We see that he who is before everything else is the same to-day. Every note of the song of creation comes fresh from his voice. The universe is not a mere echo, reverberating from sky to sky, like a homeless wanderer—the echo of an old song sung once for all in the dim beginning of things and then left orphaned. Every moment it comes from the heart of the master, it is breathed in his breath.
And that is the reason why it overspreads the sky like a thought taking shape in a poem, and never has to break into pieces with the burden of its own accumulating weight. Hence the surprise of endless variations, the advent of the unaccountable, the ceaseless procession of individuals, each of whom is without a parallel in creation. As at the first so to the last, the beginning never ends—the world is ever old and ever new.
It is for our self to know that it must be born anew every moment of its life. It must break through all illusions that encase it in their crust to make it appear old, burdening it with death.
For life is immortal youthfulness, and it hates age that tries to clog its movements—age that belongs not to life in truth, but follows it as the shadow follows the lamp.
Our life, like a river, strikes its banks not to find itself closed in by them, but to realise anew every moment that it has its unending opening towards the sea. It is a poem that strikes its metre at every step not to be silenced by its rigid regulations, but to give expression every moment to the inner freedom of its harmony.
The boundary walls of our individuality thrust us back within our limits, on the one hand, and thus lead us, on the other, to the unlimited. Only when we try to make these limits infinite are we launched into an impossible contradiction and court miserable failure.
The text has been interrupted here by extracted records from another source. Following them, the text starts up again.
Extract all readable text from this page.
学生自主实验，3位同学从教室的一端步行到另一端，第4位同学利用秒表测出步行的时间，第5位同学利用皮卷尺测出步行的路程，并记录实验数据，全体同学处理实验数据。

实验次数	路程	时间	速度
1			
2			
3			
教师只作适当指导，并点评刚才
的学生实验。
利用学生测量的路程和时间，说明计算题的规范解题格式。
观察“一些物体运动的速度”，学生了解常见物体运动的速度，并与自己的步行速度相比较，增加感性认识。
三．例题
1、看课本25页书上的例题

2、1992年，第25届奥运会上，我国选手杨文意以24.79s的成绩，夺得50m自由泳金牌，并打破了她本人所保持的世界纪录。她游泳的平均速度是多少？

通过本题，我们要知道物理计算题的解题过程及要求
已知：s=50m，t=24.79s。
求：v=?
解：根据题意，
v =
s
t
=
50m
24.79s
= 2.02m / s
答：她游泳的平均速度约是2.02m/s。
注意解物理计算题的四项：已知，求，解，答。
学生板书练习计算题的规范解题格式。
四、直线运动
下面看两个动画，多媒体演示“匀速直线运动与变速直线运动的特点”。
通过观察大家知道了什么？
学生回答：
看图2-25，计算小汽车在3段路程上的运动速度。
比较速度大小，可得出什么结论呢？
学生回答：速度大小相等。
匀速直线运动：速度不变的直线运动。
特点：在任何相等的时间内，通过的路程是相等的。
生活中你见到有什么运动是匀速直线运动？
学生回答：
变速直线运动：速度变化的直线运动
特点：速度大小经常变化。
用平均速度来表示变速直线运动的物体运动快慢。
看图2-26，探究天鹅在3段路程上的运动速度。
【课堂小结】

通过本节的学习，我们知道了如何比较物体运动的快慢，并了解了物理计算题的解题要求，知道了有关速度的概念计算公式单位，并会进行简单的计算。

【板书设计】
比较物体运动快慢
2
This is the cause which leads to the great revolutions in human history. Whenever the part, spurning the whole, tries to run a separate course of its own, the great pull of the all gives it a violent wrench, stops it suddenly, and brings it to the dust. Whenever the individual tries to dam the ever-flowing current of the world-force and imprison it within the area of his particular use, it brings on disaster. However powerful a king may be, he cannot raise his standard or rebellion against the infinite source of strength, which is unity, and yet remain powerful.